第6章 体育祭、それぞれの想い
アザミは一瞬、障害物競走の自分の順位を忘れてしまうほど嬉しかった
去年は今のように目立つ存在ではなかった通形が、努力に努力を重ね今の地位まで登りつめた。それこそ血が滲むような努力だ。
「…流石、私が見込んだヒーロー!」
私の目に狂いはなかった!
アザミは心の中でガッツポーズをしながら綱を渡る。
《先頭が一足抜けて下はダンゴ状態!
上位何名が通過するかは公表してねえから安心せずにつき進め!!
そして早くも最終関門!!
かくしてその実態は――――――…
一面地雷原!!!怒りのアフガンだ!!》
「先頭はもうそんなとこに!早く早…く?」
アザミは無事に綱渡りを終え、再び走り出そうと足に力を入れるもフラッと蹌踉めいた。
「あ、あれ?」
緊張と疲労と、個性の使用で身体に負荷がかかり体力に限界が近づいていた。

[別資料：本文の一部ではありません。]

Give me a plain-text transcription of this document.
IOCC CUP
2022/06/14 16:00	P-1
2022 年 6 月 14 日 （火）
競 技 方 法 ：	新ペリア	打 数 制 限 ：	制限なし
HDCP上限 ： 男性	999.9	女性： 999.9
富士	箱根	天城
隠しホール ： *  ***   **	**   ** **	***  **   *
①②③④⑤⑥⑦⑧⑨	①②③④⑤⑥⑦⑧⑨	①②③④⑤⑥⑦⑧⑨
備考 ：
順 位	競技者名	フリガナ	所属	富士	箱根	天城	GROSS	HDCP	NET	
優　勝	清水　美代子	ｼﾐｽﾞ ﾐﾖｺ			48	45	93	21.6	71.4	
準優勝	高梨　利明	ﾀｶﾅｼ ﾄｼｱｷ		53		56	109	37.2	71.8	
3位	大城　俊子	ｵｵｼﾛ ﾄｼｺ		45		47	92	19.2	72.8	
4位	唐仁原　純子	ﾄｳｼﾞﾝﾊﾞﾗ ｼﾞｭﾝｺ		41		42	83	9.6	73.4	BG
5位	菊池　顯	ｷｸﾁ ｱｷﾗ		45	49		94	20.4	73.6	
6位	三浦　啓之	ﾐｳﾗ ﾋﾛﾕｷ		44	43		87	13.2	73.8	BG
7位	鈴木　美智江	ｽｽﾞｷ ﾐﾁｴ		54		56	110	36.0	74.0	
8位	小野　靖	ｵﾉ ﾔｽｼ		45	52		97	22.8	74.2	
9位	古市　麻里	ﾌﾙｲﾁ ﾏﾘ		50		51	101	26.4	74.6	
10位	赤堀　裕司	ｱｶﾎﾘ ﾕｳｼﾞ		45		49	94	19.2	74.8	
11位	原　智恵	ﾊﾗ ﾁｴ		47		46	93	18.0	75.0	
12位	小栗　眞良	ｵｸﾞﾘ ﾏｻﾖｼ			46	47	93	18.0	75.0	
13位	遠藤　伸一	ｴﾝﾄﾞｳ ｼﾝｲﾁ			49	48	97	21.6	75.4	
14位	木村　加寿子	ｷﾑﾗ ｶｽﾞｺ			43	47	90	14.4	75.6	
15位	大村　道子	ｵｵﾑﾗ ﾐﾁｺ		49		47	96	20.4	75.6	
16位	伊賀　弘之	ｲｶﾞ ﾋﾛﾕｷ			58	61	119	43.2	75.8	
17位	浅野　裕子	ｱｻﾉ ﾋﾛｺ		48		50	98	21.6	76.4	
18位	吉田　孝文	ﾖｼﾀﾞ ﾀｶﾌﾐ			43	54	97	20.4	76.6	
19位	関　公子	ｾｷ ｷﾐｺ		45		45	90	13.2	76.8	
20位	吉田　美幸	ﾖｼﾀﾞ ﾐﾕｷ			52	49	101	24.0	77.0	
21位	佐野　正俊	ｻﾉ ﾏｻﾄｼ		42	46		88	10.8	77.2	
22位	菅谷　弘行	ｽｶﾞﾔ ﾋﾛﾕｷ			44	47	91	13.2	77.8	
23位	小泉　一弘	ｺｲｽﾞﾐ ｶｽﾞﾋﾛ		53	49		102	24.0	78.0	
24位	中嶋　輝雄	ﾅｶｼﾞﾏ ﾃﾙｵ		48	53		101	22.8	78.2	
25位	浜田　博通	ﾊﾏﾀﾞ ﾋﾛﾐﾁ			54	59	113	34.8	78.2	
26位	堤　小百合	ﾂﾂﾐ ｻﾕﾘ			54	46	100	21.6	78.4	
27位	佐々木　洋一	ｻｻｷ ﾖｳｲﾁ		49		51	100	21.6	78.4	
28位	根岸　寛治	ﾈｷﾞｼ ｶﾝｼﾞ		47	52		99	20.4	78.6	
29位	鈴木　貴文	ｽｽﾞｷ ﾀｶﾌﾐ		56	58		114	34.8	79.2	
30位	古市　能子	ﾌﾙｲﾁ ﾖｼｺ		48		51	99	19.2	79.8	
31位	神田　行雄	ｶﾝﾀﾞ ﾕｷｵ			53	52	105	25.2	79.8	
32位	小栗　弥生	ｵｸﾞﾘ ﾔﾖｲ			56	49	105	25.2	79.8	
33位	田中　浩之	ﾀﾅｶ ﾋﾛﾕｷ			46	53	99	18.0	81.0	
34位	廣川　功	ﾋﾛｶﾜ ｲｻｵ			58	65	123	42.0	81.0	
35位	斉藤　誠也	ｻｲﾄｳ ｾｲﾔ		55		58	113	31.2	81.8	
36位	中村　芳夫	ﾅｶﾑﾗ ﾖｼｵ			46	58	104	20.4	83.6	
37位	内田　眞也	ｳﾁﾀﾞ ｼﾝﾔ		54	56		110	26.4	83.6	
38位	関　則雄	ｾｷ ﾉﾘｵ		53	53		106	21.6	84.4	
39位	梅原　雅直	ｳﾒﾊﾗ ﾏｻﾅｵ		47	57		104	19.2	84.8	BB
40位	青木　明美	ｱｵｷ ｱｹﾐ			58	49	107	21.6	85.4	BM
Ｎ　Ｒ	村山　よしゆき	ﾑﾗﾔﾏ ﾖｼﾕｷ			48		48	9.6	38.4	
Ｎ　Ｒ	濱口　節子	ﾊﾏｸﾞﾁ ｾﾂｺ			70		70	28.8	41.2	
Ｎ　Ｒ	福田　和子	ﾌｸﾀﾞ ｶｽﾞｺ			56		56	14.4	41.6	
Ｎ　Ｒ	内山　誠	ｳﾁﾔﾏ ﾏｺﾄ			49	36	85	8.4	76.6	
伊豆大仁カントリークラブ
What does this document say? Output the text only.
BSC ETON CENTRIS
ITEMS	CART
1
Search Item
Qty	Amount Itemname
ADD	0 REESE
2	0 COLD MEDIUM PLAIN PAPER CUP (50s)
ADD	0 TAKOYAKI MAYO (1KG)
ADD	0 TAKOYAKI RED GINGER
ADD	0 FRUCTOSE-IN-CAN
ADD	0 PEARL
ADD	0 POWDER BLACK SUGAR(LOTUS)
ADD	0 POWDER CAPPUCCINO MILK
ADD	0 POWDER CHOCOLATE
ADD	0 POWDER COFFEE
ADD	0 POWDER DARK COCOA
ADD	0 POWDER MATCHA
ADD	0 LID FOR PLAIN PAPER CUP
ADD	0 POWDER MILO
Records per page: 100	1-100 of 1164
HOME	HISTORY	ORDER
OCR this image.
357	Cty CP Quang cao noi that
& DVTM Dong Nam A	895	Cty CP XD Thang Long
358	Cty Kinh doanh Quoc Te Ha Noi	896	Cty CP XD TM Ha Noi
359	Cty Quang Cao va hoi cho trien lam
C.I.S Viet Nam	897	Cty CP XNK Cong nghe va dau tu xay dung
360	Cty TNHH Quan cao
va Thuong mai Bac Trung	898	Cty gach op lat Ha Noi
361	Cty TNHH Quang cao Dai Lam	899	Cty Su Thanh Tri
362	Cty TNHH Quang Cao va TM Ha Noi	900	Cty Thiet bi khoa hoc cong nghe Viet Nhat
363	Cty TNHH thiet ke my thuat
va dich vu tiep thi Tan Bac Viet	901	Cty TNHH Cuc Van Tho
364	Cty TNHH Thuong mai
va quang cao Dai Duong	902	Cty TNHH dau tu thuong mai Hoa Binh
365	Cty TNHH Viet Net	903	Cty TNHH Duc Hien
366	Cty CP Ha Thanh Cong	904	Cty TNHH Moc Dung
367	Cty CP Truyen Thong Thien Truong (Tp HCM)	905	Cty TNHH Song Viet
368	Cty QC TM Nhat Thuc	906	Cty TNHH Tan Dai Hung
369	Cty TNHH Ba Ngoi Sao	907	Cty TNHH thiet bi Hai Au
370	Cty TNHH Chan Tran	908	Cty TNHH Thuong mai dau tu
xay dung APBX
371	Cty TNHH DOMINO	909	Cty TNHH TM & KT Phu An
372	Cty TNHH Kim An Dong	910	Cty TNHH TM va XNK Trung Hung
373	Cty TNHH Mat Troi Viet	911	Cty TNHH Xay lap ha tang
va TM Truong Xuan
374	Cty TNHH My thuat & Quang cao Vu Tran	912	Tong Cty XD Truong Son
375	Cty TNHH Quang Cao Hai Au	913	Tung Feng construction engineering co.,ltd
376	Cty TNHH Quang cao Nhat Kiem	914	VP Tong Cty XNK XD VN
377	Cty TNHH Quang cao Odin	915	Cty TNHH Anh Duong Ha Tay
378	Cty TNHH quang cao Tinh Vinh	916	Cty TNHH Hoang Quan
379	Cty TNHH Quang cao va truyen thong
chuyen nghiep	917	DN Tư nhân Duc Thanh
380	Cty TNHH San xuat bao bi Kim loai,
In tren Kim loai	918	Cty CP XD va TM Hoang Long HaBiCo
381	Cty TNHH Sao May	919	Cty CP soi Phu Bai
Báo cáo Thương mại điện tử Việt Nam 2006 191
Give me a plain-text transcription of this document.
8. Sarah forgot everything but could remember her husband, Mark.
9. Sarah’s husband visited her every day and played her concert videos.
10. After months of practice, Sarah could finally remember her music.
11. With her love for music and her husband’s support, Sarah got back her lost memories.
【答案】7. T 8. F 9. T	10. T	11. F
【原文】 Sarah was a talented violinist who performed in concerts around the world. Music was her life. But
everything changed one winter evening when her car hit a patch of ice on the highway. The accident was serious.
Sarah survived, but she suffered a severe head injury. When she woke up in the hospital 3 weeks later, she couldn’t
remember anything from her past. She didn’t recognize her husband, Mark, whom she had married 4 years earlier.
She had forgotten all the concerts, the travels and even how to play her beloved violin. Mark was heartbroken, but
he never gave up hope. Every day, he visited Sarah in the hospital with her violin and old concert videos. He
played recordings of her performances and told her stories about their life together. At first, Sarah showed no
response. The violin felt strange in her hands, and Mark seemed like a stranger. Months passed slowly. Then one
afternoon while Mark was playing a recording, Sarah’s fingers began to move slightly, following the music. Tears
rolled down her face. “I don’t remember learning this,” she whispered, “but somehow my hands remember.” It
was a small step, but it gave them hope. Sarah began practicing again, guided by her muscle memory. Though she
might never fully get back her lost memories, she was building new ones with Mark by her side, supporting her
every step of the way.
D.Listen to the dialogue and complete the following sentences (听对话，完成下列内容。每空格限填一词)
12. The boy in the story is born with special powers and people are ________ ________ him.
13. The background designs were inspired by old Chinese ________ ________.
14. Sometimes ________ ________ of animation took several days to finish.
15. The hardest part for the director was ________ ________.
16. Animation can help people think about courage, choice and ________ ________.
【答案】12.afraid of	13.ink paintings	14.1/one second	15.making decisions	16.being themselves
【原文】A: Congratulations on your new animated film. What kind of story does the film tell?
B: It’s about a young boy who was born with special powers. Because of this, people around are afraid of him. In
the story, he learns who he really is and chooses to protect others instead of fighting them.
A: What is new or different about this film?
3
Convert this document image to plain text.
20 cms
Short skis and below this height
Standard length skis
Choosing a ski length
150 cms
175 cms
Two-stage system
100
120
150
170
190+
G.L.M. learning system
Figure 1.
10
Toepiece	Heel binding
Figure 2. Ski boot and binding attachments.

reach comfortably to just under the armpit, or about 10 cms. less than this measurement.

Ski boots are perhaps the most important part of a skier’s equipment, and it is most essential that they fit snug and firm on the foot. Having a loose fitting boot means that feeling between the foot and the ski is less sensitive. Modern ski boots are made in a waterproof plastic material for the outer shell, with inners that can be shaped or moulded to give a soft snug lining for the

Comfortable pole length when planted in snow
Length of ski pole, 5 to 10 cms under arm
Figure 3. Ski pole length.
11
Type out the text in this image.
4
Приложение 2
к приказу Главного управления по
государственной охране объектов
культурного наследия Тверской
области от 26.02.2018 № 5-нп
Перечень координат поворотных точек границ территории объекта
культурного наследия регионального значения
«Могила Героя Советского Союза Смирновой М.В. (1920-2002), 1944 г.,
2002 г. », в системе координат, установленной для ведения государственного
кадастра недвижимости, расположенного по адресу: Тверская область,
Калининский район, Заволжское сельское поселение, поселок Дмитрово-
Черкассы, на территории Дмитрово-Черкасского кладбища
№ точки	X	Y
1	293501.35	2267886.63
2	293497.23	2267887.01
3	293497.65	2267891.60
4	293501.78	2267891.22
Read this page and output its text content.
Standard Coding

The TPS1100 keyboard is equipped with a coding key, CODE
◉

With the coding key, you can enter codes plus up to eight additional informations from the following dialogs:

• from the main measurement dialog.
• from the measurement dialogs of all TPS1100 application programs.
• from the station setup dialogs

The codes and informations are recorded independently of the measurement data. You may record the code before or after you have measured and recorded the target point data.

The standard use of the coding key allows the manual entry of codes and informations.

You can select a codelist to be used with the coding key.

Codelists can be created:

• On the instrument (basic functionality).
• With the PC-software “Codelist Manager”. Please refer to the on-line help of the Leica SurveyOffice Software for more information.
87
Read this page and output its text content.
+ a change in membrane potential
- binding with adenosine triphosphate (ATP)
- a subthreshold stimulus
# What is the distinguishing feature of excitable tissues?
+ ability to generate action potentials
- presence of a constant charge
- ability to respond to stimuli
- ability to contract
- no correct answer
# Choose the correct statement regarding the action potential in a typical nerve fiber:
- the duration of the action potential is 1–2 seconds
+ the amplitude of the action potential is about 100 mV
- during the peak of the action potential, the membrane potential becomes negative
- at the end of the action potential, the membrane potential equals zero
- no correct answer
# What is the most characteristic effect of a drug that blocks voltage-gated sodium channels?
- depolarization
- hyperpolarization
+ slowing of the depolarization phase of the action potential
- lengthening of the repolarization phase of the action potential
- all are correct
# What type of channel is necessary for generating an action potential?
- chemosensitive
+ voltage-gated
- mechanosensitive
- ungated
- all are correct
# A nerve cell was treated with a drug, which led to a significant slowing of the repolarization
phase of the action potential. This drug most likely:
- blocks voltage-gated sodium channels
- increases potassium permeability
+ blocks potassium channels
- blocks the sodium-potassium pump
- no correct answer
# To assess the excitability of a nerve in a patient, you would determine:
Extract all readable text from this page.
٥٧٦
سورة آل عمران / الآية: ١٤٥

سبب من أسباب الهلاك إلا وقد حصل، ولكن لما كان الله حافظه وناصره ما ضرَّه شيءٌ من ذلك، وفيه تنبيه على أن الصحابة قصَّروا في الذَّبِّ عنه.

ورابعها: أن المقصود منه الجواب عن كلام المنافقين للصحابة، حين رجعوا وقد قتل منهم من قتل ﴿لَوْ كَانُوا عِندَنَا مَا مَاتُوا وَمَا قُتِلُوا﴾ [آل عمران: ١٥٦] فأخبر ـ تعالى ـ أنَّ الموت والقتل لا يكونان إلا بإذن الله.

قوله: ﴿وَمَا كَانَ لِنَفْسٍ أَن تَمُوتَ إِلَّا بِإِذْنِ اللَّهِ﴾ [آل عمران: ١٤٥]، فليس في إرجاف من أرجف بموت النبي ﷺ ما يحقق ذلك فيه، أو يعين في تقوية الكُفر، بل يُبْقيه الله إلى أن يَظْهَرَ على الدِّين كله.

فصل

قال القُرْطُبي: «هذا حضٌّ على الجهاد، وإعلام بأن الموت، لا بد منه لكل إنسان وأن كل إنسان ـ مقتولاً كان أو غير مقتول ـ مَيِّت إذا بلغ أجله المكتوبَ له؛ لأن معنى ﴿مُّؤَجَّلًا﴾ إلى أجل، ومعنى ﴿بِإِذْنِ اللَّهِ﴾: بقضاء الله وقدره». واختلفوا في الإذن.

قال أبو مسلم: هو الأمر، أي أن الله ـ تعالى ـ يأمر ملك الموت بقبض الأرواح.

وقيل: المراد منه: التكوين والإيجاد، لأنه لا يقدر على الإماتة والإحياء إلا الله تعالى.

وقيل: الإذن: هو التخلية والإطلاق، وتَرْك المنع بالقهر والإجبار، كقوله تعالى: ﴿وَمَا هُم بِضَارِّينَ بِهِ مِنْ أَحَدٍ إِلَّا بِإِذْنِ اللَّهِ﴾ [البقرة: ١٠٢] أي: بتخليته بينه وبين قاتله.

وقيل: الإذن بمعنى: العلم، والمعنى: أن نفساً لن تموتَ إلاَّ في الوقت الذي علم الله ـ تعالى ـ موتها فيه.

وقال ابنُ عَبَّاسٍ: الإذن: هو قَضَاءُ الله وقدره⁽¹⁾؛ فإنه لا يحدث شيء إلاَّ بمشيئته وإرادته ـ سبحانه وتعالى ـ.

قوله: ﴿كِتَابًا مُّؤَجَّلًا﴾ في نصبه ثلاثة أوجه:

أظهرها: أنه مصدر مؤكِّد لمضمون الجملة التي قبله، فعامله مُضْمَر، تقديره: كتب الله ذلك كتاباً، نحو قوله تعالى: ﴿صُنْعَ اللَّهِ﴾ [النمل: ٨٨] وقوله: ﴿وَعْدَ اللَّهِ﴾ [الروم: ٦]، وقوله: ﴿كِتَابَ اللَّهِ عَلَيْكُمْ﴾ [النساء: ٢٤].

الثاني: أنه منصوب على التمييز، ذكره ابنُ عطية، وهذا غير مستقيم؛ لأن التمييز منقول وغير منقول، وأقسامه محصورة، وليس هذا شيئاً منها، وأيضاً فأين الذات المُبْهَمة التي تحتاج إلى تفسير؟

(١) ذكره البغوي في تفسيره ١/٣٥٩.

ミリオに感心してる場合じゃなかった…!と、薄れゆく意識でそんなことを考えた。
《地雷の位置はよく見りゃわかる仕様になってんぞ!!目と脚酷使しろ!!
ちなみに地雷!威力は大したことねえが、音と見た目は派手だから失禁必至だぜ!》
先頭を走っていた通形は地雷原に足を止めた。
「なるほど!先頭ほど不利だね!
エンターテイメントな障害物でとてもユーモラスだ!
だけど、僕には関係ないね」
通形はバッと上着の服をたくし上げ、なんとその場で服を脱ぎだした。
《はぁぁぁぁぁあん!?通形は何をやってんだァ?!!ちょ、放送修正かけろ修正ーーー!!》
観客席からはどよめきと女性の叫び声が湧き上がる。
「いや〜皆さんゴメンね!個性の性質上、こうするしかないんだよね…えいっやぁぁあ!!」
通形は脱いだジャージや下着を地雷原が埋まっていない終了地点に向かって投げつけた。
「だって、俺の個性は
透過だから!」
そう言うと通形はスッと地面へ消えていった。
《おぉっと!?地面に沈んでったぞ!!どこ行ったアイツーーー?!!》
司会のプレゼント・マイクと共に、観客は先程とは違うどよめきが沸き上がるその時、
「PO……
WERRRRRRRRRーーーーーー!!!」
地面に消えていった通形が瞬時に空高く、力強く姿を現した。